The hospital’s executive leadership team will create a task force to come up with an action plan by Sept. 1, according to Betcher and Sperring’s statement. It will include “specific public-facing metrics to track progress.”
“Moving forward, we will act with an unwavering commitment to deliver equitable treatment of pediatric care and pursue equitable treatment across Seattle Children’s workforce while promoting anti-racism, diversity, equity and inclusion for all,” Betcher and Sperring said in their statement. “Where our past actions have not lived up to our aspirations and values, we are resolved to not only do better but lead the way.”

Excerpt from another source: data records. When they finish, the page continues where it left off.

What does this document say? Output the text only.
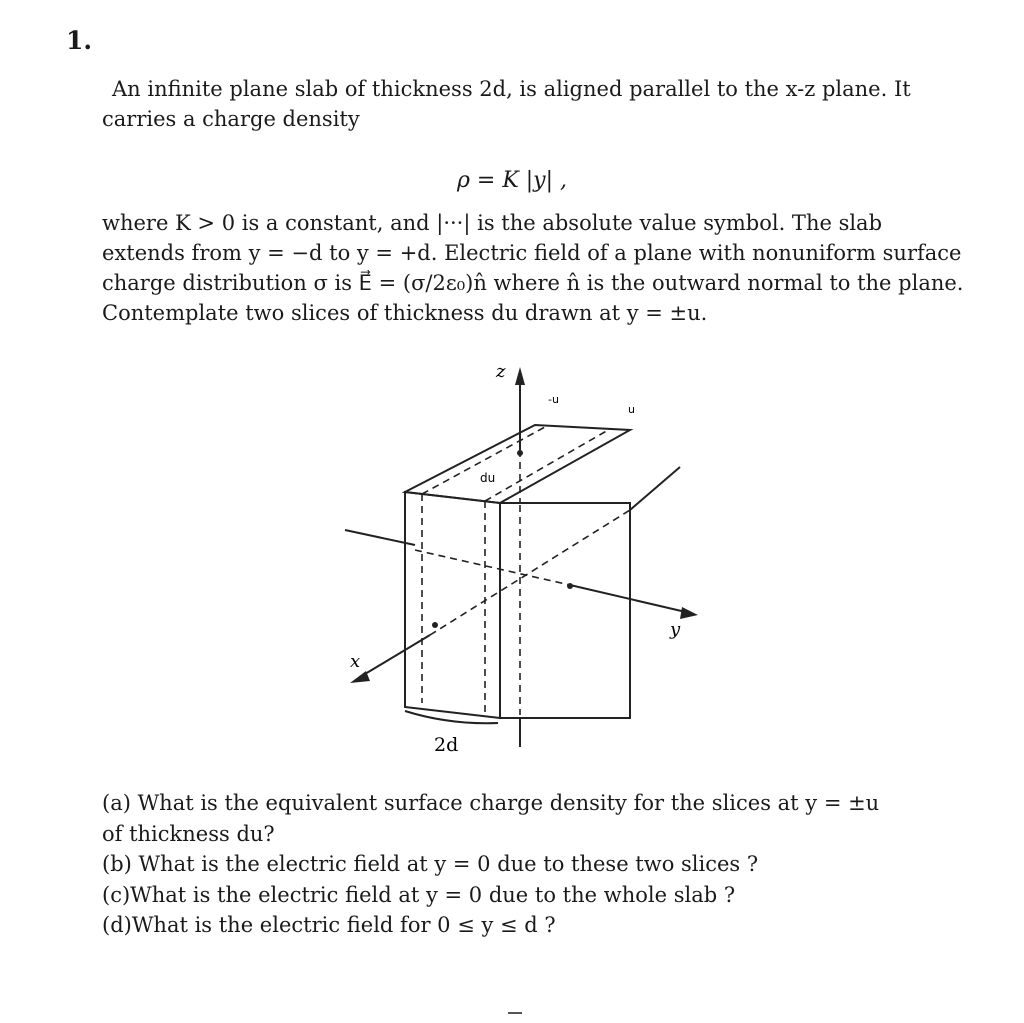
1.
An infinite plane slab of thickness 2d, is aligned parallel to the x-z plane. It
carries a charge density
ρ = K |y| ,
where K > 0 is a constant, and |···| is the absolute value symbol. The slab
extends from y = −d to y = +d. Electric field of a plane with nonuniform surface
charge distribution σ is E⃗ = (σ/2ε₀)n̂ where n̂ is the outward normal to the plane.
Contemplate two slices of thickness du drawn at y = ±u.
z
y
x
-u
u
du
2d
(a) What is the equivalent surface charge density for the slices at y = ±u
of thickness du?
(b) What is the electric field at y = 0 due to these two slices ?
(c)What is the electric field at y = 0 due to the whole slab ?
(d)What is the electric field for 0 ≤ y ≤ d ?
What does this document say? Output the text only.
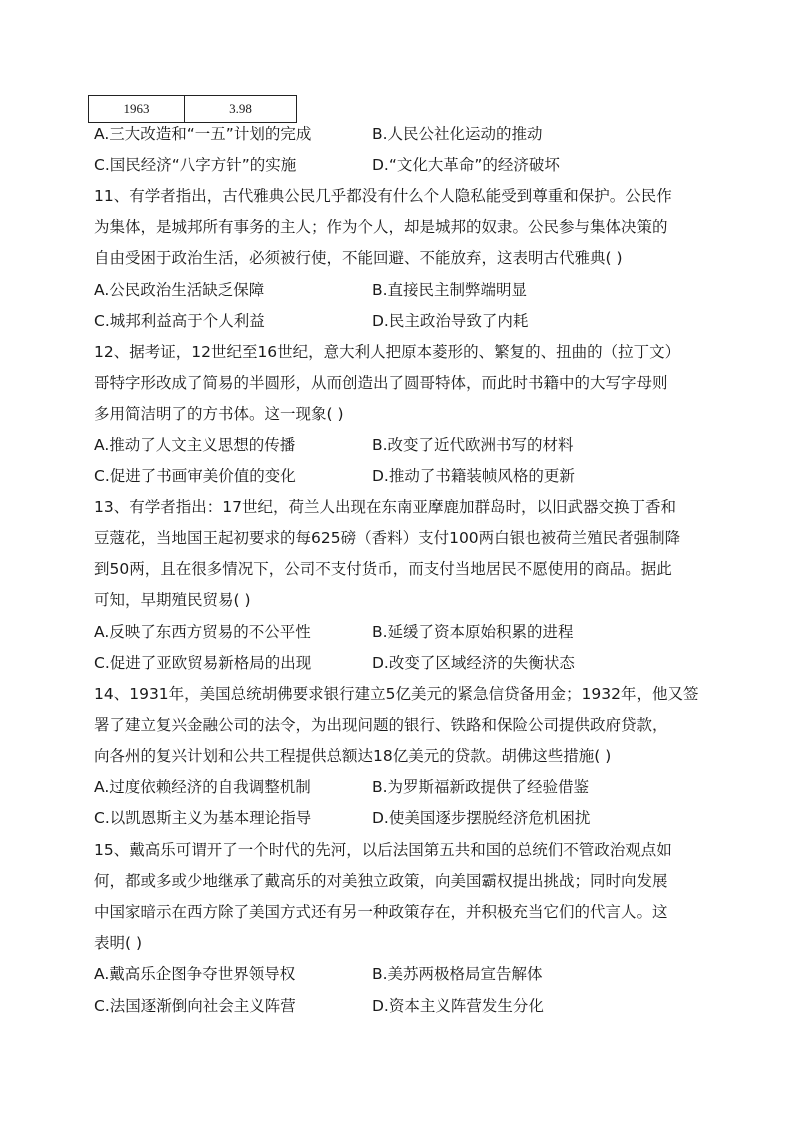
1963	3.98
A.三大改造和“一五”计划的完成	B.人民公社化运动的推动
C.国民经济“八字方针”的实施	D.“文化大革命”的经济破坏
11、有学者指出，古代雅典公民几乎都没有什么个人隐私能受到尊重和保护。公民作
为集体，是城邦所有事务的主人；作为个人，却是城邦的奴隶。公民参与集体决策的
自由受困于政治生活，必须被行使，不能回避、不能放弃，这表明古代雅典( )
A.公民政治生活缺乏保障	B.直接民主制弊端明显
C.城邦利益高于个人利益	D.民主政治导致了内耗
12、据考证，12世纪至16世纪，意大利人把原本菱形的、繁复的、扭曲的（拉丁文）
哥特字形改成了简易的半圆形，从而创造出了圆哥特体，而此时书籍中的大写字母则
多用简洁明了的方书体。这一现象( )
A.推动了人文主义思想的传播	B.改变了近代欧洲书写的材料
C.促进了书画审美价值的变化	D.推动了书籍装帧风格的更新
13、有学者指出：17世纪，荷兰人出现在东南亚摩鹿加群岛时，以旧武器交换丁香和
豆蔻花，当地国王起初要求的每625磅（香料）支付100两白银也被荷兰殖民者强制降
到50两，且在很多情况下，公司不支付货币，而支付当地居民不愿使用的商品。据此
可知，早期殖民贸易( )
A.反映了东西方贸易的不公平性	B.延缓了资本原始积累的进程
C.促进了亚欧贸易新格局的出现	D.改变了区域经济的失衡状态
14、1931年，美国总统胡佛要求银行建立5亿美元的紧急信贷备用金；1932年，他又签
署了建立复兴金融公司的法令，为出现问题的银行、铁路和保险公司提供政府贷款，
向各州的复兴计划和公共工程提供总额达18亿美元的贷款。胡佛这些措施( )
A.过度依赖经济的自我调整机制	B.为罗斯福新政提供了经验借鉴
C.以凯恩斯主义为基本理论指导	D.使美国逐步摆脱经济危机困扰
15、戴高乐可谓开了一个时代的先河，以后法国第五共和国的总统们不管政治观点如
何，都或多或少地继承了戴高乐的对美独立政策，向美国霸权提出挑战；同时向发展
中国家暗示在西方除了美国方式还有另一种政策存在，并积极充当它们的代言人。这
表明( )
A.戴高乐企图争夺世界领导权	B.美苏两极格局宣告解体
C.法国逐渐倒向社会主义阵营	D.资本主义阵营发生分化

But Danielson said the hospital’s statement didn’t take ownership of harm to families and staff, or apologize.
“There seems to be a lack of transparency, one of the things most concerning about the way decisions are made there,” Danielson said in a text message. “As one of many who are watching closely, this falls far short of a true reckoning. I hold leadership, including the board, responsible for this inadequate, disheartening and somewhat insulting response.”
Srilata Remala, a former Seattle Children’s Foundation Board member who resigned earlier this year over the hospital’s response to equity concerns, said the hospital has no excuse to withhold the findings, since any patient information could be redacted.
“It’s hard watching this unravel, especially after so many people trusted the process,” Remala said.
Holder is also conducting an investigation into sexual misconduct claims at Oregon Health & Science University, at an hourly rate of about $2,000, according to The Oregonian. He recently led an investigation into Tyson Foods, which led to the termination of seven managers at an Iowa pork plant accused of betting on how many workers would contract COVID-19.
Correction: This story has been updated to clarify that Uber released just the recommendations from its external investigation, not the full report.